Automatic Registration and Clustering of Time Series
This work is significant for researchers and practitioners working with time series data, particularly when template signals are unavailable or time warping introduces undesirable distortions, by offering an improved clustering method.
The authors address the challenge of time series registration within clustering by proposing Temporal Registration using Optimal Unitary Transformations (TROUT). This method automatically aligns time series using a novel dissimilarity measure, leading to superior performance compared to existing approaches.

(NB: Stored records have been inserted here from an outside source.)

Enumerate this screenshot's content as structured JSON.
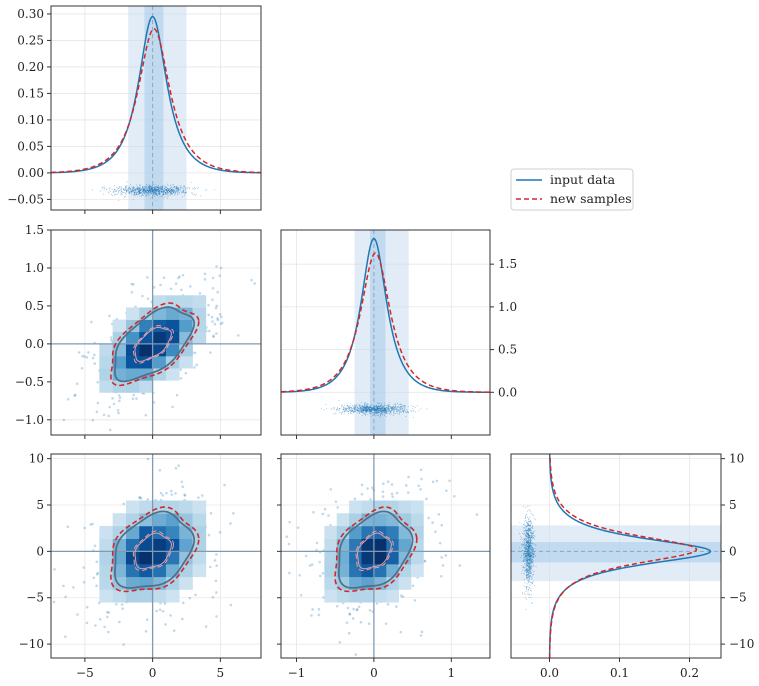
{
  "chart_data": {
    "type": "corner",
    "colors": {
      "input": "#1f77b4",
      "samples": "#d62728",
      "axis": "#333333",
      "grid": "#e6e6e6",
      "band": "#c9ddf0",
      "band_inner": "#9ec6e6",
      "ref_line": "#7f9bb4",
      "contour": "#4f6f8a"
    },
    "legend": {
      "position": "right-of-top-row",
      "entries": [
        {
          "label": "input data",
          "style": "solid",
          "color": "#1f77b4"
        },
        {
          "label": "new samples",
          "style": "dashed",
          "color": "#d62728"
        }
      ]
    },
    "variables": [
      {
        "range": [
          -7.5,
          8
        ],
        "ticks": [
          -5,
          0,
          5
        ],
        "center": 0,
        "band_outer": [
          -1.8,
          2.5
        ],
        "band_inner": [
          -0.6,
          0.8
        ]
      },
      {
        "range": [
          -1.2,
          1.5
        ],
        "ticks": [
          -1,
          0,
          1
        ],
        "center": 0,
        "band_outer": [
          -0.25,
          0.45
        ],
        "band_inner": [
          -0.05,
          0.15
        ]
      },
      {
        "range": [
          -11.5,
          10.5
        ],
        "ticks": [
          -10,
          -5,
          0,
          5,
          10
        ],
        "center": 0,
        "band_outer": [
          -3.2,
          2.8
        ],
        "band_inner": [
          -1.2,
          1.0
        ]
      }
    ],
    "diagonals": [
      {
        "variable": 0,
        "orientation": "vertical",
        "ylim": [
          -0.07,
          0.315
        ],
        "yticks": [
          -0.05,
          0.0,
          0.05,
          0.1,
          0.15,
          0.2,
          0.25,
          0.3
        ],
        "ytick_labels": [
          "−0.05",
          "0.00",
          "0.05",
          "0.10",
          "0.15",
          "0.20",
          "0.25",
          "0.30"
        ],
        "tick_side": "left",
        "input_peak": 0.295,
        "input_width": 1.25,
        "samples_peak": 0.272,
        "samples_width": 1.4,
        "samples_shift": 0.1,
        "rug_level": -0.033
      },
      {
        "variable": 1,
        "orientation": "vertical",
        "ylim": [
          -0.5,
          1.9
        ],
        "yticks": [
          0.0,
          0.5,
          1.0,
          1.5
        ],
        "ytick_labels": [
          "0.0",
          "0.5",
          "1.0",
          "1.5"
        ],
        "tick_side": "right",
        "input_peak": 1.8,
        "input_width": 0.2,
        "samples_peak": 1.63,
        "samples_width": 0.23,
        "samples_shift": 0.02,
        "rug_level": -0.2
      },
      {
        "variable": 2,
        "orientation": "horizontal",
        "xlim": [
          -0.055,
          0.245
        ],
        "xticks": [
          0.0,
          0.1,
          0.2
        ],
        "xtick_labels": [
          "0.0",
          "0.1",
          "0.2"
        ],
        "tick_side": "right",
        "input_peak": 0.23,
        "input_width": 1.7,
        "samples_peak": 0.21,
        "samples_width": 1.85,
        "samples_shift": 0.2,
        "rug_level": -0.03
      }
    ],
    "pairs": [
      {
        "x": 0,
        "y": 1,
        "correlation": 0.55
      },
      {
        "x": 0,
        "y": 2,
        "correlation": 0.3
      },
      {
        "x": 1,
        "y": 2,
        "correlation": 0.3
      }
    ],
    "tick_labels": {
      "var0_x": [
        "−5",
        "0",
        "5"
      ],
      "var1_x": [
        "−1",
        "0",
        "1"
      ],
      "var1_y": [
        "−1.0",
        "−0.5",
        "0.0",
        "0.5",
        "1.0",
        "1.5"
      ],
      "var2_y": [
        "−10",
        "−5",
        "0",
        "5",
        "10"
      ]
    }
  }
}
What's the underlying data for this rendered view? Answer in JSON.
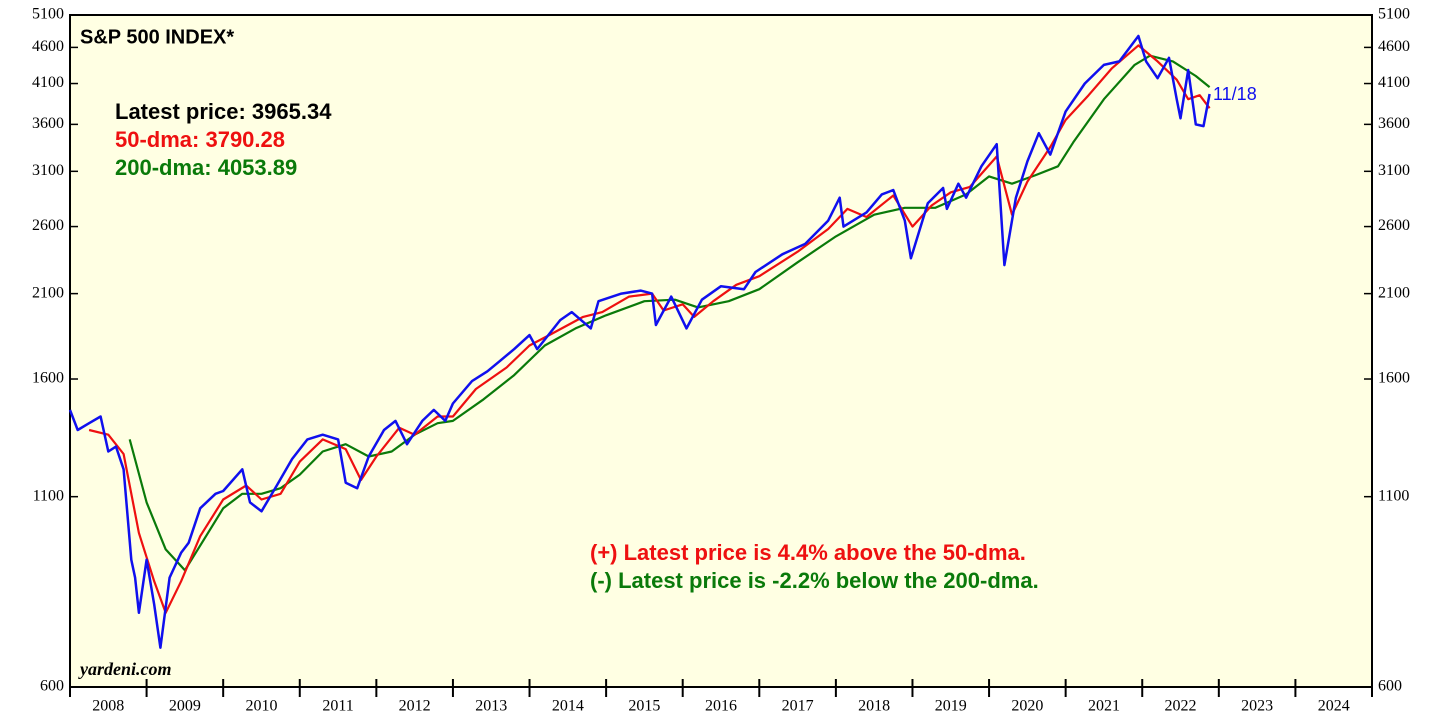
{
  "chart_data": {
    "type": "line",
    "title": "S&P 500 INDEX*",
    "notes": [
      "Latest price: 3965.34",
      "50-dma: 3790.28",
      "200-dma: 4053.89"
    ],
    "annotations": [
      "(+) Latest price is 4.4% above the 50-dma.",
      "(-) Latest price is -2.2% below the 200-dma."
    ],
    "end_label": "11/18",
    "source": "yardeni.com",
    "log_scale": true,
    "categories": [
      "2008",
      "2009",
      "2010",
      "2011",
      "2012",
      "2013",
      "2014",
      "2015",
      "2016",
      "2017",
      "2018",
      "2019",
      "2020",
      "2021",
      "2022",
      "2023",
      "2024"
    ],
    "xlim": [
      2008,
      2025
    ],
    "xticks": [
      2008,
      2009,
      2010,
      2011,
      2012,
      2013,
      2014,
      2015,
      2016,
      2017,
      2018,
      2019,
      2020,
      2021,
      2022,
      2023,
      2024,
      2025
    ],
    "ylim": [
      600,
      5100
    ],
    "yticks": [
      600,
      1100,
      1600,
      2100,
      2600,
      3100,
      3600,
      4100,
      4600,
      5100
    ],
    "series": [
      {
        "color": "#1010ee",
        "x": [
          2008.0,
          2008.1,
          2008.25,
          2008.4,
          2008.5,
          2008.6,
          2008.7,
          2008.8,
          2008.85,
          2008.9,
          2009.0,
          2009.1,
          2009.18,
          2009.3,
          2009.45,
          2009.55,
          2009.7,
          2009.9,
          2010.0,
          2010.25,
          2010.35,
          2010.5,
          2010.7,
          2010.9,
          2011.1,
          2011.3,
          2011.5,
          2011.6,
          2011.75,
          2011.9,
          2012.1,
          2012.25,
          2012.4,
          2012.6,
          2012.75,
          2012.9,
          2013.0,
          2013.25,
          2013.45,
          2013.6,
          2013.8,
          2014.0,
          2014.1,
          2014.4,
          2014.55,
          2014.8,
          2014.9,
          2015.2,
          2015.45,
          2015.6,
          2015.65,
          2015.85,
          2016.05,
          2016.25,
          2016.5,
          2016.8,
          2016.95,
          2017.3,
          2017.6,
          2017.9,
          2018.05,
          2018.1,
          2018.4,
          2018.6,
          2018.75,
          2018.9,
          2018.98,
          2019.2,
          2019.4,
          2019.45,
          2019.6,
          2019.7,
          2019.9,
          2020.1,
          2020.2,
          2020.35,
          2020.5,
          2020.65,
          2020.8,
          2021.0,
          2021.25,
          2021.5,
          2021.7,
          2021.95,
          2022.05,
          2022.2,
          2022.35,
          2022.45,
          2022.5,
          2022.6,
          2022.7,
          2022.8,
          2022.88
        ],
        "values": [
          1450,
          1360,
          1390,
          1420,
          1270,
          1290,
          1200,
          900,
          850,
          760,
          900,
          780,
          680,
          850,
          920,
          950,
          1060,
          1110,
          1120,
          1200,
          1080,
          1050,
          1140,
          1240,
          1320,
          1340,
          1320,
          1150,
          1130,
          1250,
          1360,
          1400,
          1300,
          1400,
          1450,
          1400,
          1480,
          1590,
          1640,
          1690,
          1760,
          1840,
          1760,
          1930,
          1980,
          1880,
          2050,
          2100,
          2120,
          2100,
          1900,
          2080,
          1880,
          2060,
          2150,
          2130,
          2250,
          2380,
          2460,
          2650,
          2850,
          2600,
          2720,
          2880,
          2920,
          2650,
          2350,
          2800,
          2940,
          2750,
          2980,
          2850,
          3150,
          3380,
          2300,
          2850,
          3200,
          3500,
          3270,
          3750,
          4100,
          4350,
          4400,
          4770,
          4400,
          4170,
          4450,
          3900,
          3670,
          4280,
          3600,
          3580,
          3965.34
        ]
      },
      {
        "color": "#ee1010",
        "x": [
          2008.25,
          2008.5,
          2008.7,
          2008.9,
          2009.1,
          2009.25,
          2009.45,
          2009.7,
          2010.0,
          2010.3,
          2010.5,
          2010.75,
          2011.0,
          2011.3,
          2011.6,
          2011.8,
          2012.0,
          2012.3,
          2012.5,
          2012.8,
          2013.0,
          2013.3,
          2013.7,
          2014.0,
          2014.3,
          2014.7,
          2014.95,
          2015.3,
          2015.6,
          2015.75,
          2016.0,
          2016.15,
          2016.4,
          2016.7,
          2017.0,
          2017.5,
          2017.9,
          2018.15,
          2018.4,
          2018.75,
          2019.0,
          2019.25,
          2019.5,
          2019.75,
          2020.1,
          2020.3,
          2020.5,
          2020.8,
          2021.0,
          2021.3,
          2021.6,
          2021.95,
          2022.2,
          2022.45,
          2022.6,
          2022.75,
          2022.88
        ],
        "values": [
          1360,
          1340,
          1260,
          980,
          840,
          760,
          840,
          970,
          1090,
          1140,
          1090,
          1110,
          1230,
          1320,
          1280,
          1160,
          1250,
          1370,
          1340,
          1420,
          1420,
          1550,
          1660,
          1780,
          1850,
          1950,
          1980,
          2080,
          2100,
          1990,
          2030,
          1950,
          2050,
          2160,
          2220,
          2400,
          2580,
          2750,
          2680,
          2870,
          2600,
          2780,
          2900,
          2950,
          3250,
          2700,
          3000,
          3350,
          3650,
          3950,
          4300,
          4630,
          4400,
          4150,
          3900,
          3950,
          3790.28
        ]
      },
      {
        "color": "#0a7a0a",
        "x": [
          2008.78,
          2009.0,
          2009.25,
          2009.5,
          2009.75,
          2010.0,
          2010.25,
          2010.5,
          2010.75,
          2011.0,
          2011.3,
          2011.6,
          2011.9,
          2012.2,
          2012.5,
          2012.8,
          2013.0,
          2013.4,
          2013.8,
          2014.2,
          2014.6,
          2015.0,
          2015.5,
          2015.9,
          2016.2,
          2016.6,
          2017.0,
          2017.5,
          2018.0,
          2018.5,
          2018.9,
          2019.3,
          2019.7,
          2020.0,
          2020.3,
          2020.6,
          2020.9,
          2021.1,
          2021.5,
          2021.9,
          2022.1,
          2022.4,
          2022.7,
          2022.88
        ],
        "values": [
          1320,
          1080,
          930,
          870,
          960,
          1060,
          1110,
          1110,
          1130,
          1180,
          1270,
          1300,
          1250,
          1270,
          1340,
          1390,
          1400,
          1500,
          1620,
          1780,
          1880,
          1960,
          2050,
          2060,
          2010,
          2050,
          2130,
          2320,
          2520,
          2700,
          2760,
          2760,
          2880,
          3050,
          2980,
          3060,
          3150,
          3400,
          3900,
          4350,
          4480,
          4400,
          4200,
          4053.89
        ]
      }
    ]
  }
}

Clustering of time series data exhibits a number of challenges not present in other settings, notably the problem of registration (alignment) of observed signals. Typical approaches include pre-registration to a user-specified template or time warping approaches which attempt to optimally align series with a minimum of distortion. For many signals obtained from recording or sensing devices, these methods may be unsuitable as a template signal is not available for pre-registration, while the distortion of warping approaches may obscure meaningful temporal information. We propose a new method for automatic time series alignment within a clustering problem. Our approach, Temporal Registration using Optimal Unitary Transformations (TROUT), is based on a novel dissimilarity measure between time series that is easy to compute and automatically identifies optimal alignment between pairs of time series. By embedding our new measure in a optimization formulation, we retain well-known advantages of computational and statistical performance. We provide an efficient algorithm for TROUT-based clustering and demonstrate its superior performance over a range of competitors.